In phlox and evening primrose plants there is a gradual narrowing of the upper leaves, which end up as just a mid rib with a slight ‘frill’ which is all that remains of the leaf blade.


Female stem eelworms lay a large number of eggs which hatch and become adults within only 2 to 3 weeks in summer conditions. Stem eelworms can survive in a dormant state for several years.

Why it’s a problem

Stem eelworms move through the soil and burrow into plants through small wounds and natural openings (eg stomata and lenticels). They move around the plant feeding on its tissues. Once the infested plant has been consumed and starts to decay, they move to another plant. They can remain dormant in dry soil for several years and will also survive on stored bulbs. This, along with their rapid maturation cycle, means that an infestation can happen quickly and be difficult to eradicate completely.

The damage done to plants can be minor in some cases, but often it is severe and can kill the plant.

Where you are likely to find it

On the stems and roots/bulbs of:

  • Fruits, particularly strawberries.
  • Vegetables, including onions, shallots, garlic, leeks, parsnips, carrots, beans, rhubarb, peas, potatoes, lettuces, spinach and swede.
  • Ornamental plants, including narcissus (daffodils), tulips, hyacinths, scillas, snowdrops, phlox, aubrietias, campanulas, gypsophilas, heleniums, heucheras, hydrangeas, irises, evening primroses (oenotheras) and solidagos.

How to deter it

Good hygiene, crop rotation, weed control and careful bulb storage can help to prevent an infestation. When purchasing new plants ensure you get them from a reliable source and, where appropriate, purchase certified plants.
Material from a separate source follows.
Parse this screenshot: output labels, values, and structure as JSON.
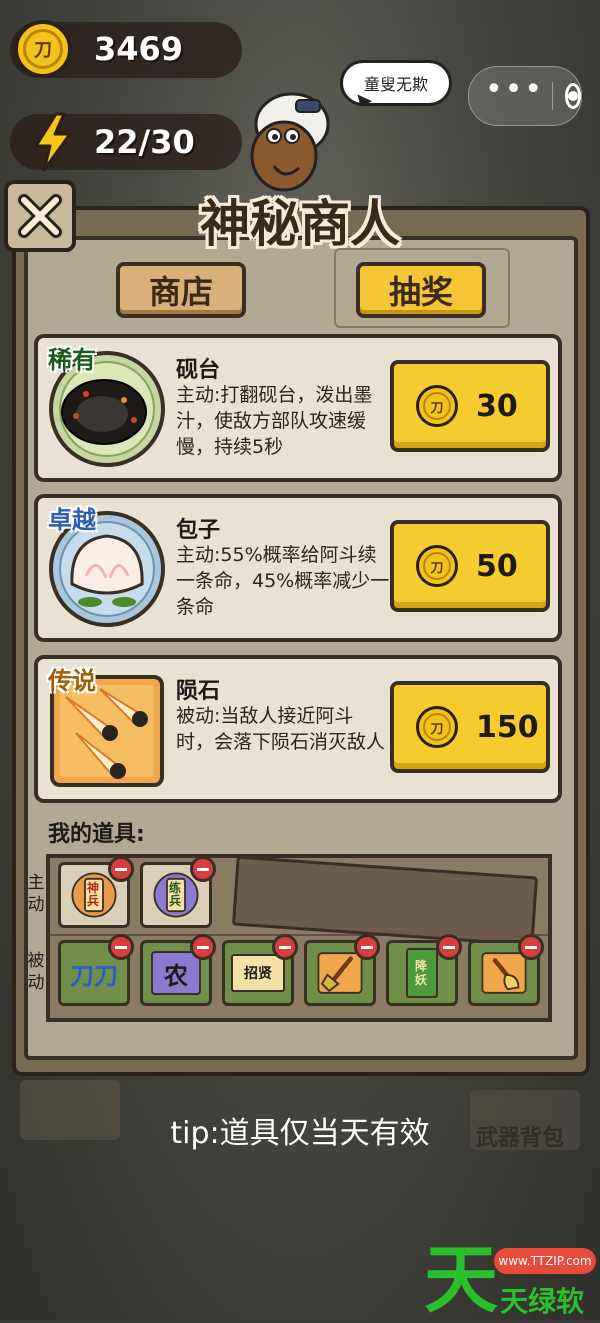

Bulbs can be heat treated in hot water, although this is difficult on a domestic scale as the temperature must be maintained exactly for 3 hours. If you wish to try this, you need to immerse the bulbs in water at 44.5°C (112°F) for 3 hours, then dry them thoroughly before storing.

Destroy any bulbs whch are soft or discoloured, and keep any new, suspect plants in isolation until you can check them thoroughly for symptoms. Growing onions from seeds, rather than sets, can help avoid the problem.

How to get rid of it

Remove and destroy any infected plants or bulbs and any susceptible plants growing within 1m (1yd) of them (do not put them on the garden compost). Collect any debris from the plants (eg on the ground in the area they were growing) and clean all tools and clothing (including the soles of your shoes) thoroughly so you do not spread the pest to other parts of the garden. Only plants which are not vulnerable to stem eelworm should be grown in the area for the next 2 to 3 years and weeds should be carefully controlled (as they can support the stem eelworm population).

Where phlox plants are affected, root cuttings can be taken before the plants are destroyed as the stem eelworm does not penetrate their roots. Ensure you plant any propagated phlox plants in a different area to avoid re-infestation.

Chemical treatments are only available for use on a commercial scale.

Is it good for anything?!


Other useful information

The stem eelworm has been found in more than 400 different species of wild and cultivated plants.